2006, ekainak 8

Trazos muy gruesos y minutos de más

Medioa: DIARIO DE NAVARRA

La EOS cerró el ciclo con una obra nueva en sus atriles, monumental y a la vez, la única en el catálogo religioso de Mozart que no responde ni a encargo ni a contrato de servicio. Ésta es una partitura votiva. Parece que el músico prometió una misa, si su novia Konstanze superaba una enfermedad. Ella curó, se casaron y cinco años después Wolgang reconocía a su padre la obligación moral que pasaba sobre su conciencia, aunque “como prueba de ka verdad de mi voto, tengo la partitura de la mitad de una misa, con las mejores esperanzas”. Ahí se quedó.

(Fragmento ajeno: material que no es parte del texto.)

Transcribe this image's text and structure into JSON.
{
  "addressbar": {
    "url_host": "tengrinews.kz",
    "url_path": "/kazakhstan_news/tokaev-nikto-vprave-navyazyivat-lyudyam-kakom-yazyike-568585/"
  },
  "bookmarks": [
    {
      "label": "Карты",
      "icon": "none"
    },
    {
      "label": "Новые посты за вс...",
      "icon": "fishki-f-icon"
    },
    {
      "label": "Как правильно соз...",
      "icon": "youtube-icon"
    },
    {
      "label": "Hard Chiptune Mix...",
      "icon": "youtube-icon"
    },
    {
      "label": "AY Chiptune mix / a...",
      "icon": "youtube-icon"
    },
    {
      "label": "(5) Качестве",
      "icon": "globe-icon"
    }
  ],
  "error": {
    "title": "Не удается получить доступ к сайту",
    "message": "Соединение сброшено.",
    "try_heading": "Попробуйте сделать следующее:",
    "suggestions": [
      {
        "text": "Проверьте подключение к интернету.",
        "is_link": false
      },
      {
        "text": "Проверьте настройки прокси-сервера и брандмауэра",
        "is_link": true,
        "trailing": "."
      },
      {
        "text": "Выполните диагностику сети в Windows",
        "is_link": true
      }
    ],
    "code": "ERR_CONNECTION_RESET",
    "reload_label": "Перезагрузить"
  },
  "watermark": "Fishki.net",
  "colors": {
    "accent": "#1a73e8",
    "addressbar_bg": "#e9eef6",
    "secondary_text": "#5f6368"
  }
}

La sinceridad de la promesa suena incuestionable, pero el desconocido porqué de esa interrupción se abre a conjeturas de todo tipo, entre las que no falta la adhesión a la masonería. Lo único seguro es que Mozart no escribió la misa entera. La edición de Bärenreiter, el Urtext crítico basado en el autógrafo, perdido casi dos siglos, tiene muchos minutos menos de los ochenta que duró anteayer. Pongamos trenta y cinco. Wolfgang Amadeus compuso enteros Kyrie, Gloria, Sanctus y Benedictus, y en el Credo se paró en el Incarnatus est, si bien se conservaran seis compases de un Crucifixus. Acaso el sentido del equilibrio formal que Mozart demuestra siempre le impidió seguir con una obra que, al margen y más alla de la promesa y de su planteamiento salzburgués-prescinde del clarinete, en 1783 inexistente en su ciudad natal-, es una pieza maestra e impresionante fruto de fe pura, tan celestial como humanamente intensa.
Esa duración de ochenta minutos, además de dar como auténticos seis números que Mozart no escribió, lastra la obra. El orgánico de anteayer, la plantilla, también, y no menos. Una orquesta muy gruesa, con seis contrabajos, y un coro con sesenta y seis voces no facilitan precisamente la claridad de líneas-de importancia esencial en estas páginas, muchas de ellas tan influidas por Bach- y de urdimbre sonora, ni la expresión contenida y coherente. Fue una versión de trazos gruesos, rácana e irregular en los piani, con demasiados pasajes de mancha sonora donde debería primar la exposición lineal del contrapunto. El coro intervino con fuerza rotunda, seguridad-salvo algunas entradas comprometidas-, no pocos excesos de volumen y cierta acritud en el registro agudo, tanto ellas como ellos.
La soprano tiene una bella voz, opaca y corta en el grave al que Mozart le obliga, y una vibración a veces excesiva, que llega a poner en duda los trinos eventuales de la partitura. La mezzo, poderosa y ancha de voz, mostró mucha fuerza y alguna oscuridad. Cabero estuvo, una vez más, el la línea de tenor especializado en este repertorio. Y de Iñaki Fresán, siento ganas de repetir lo que dije de é en otra versión de esta obra, hace años: que profesionalidad aguantar en la primera fila, hasta que llega el Bendictus, partitura – y buena- en mano, sin traslucir el más leve e inocente signo de aburrimiento. Que mérito. Sentía ganas y lo repito. Pasan los años, oímos otras músicas y se repiten las situaciones.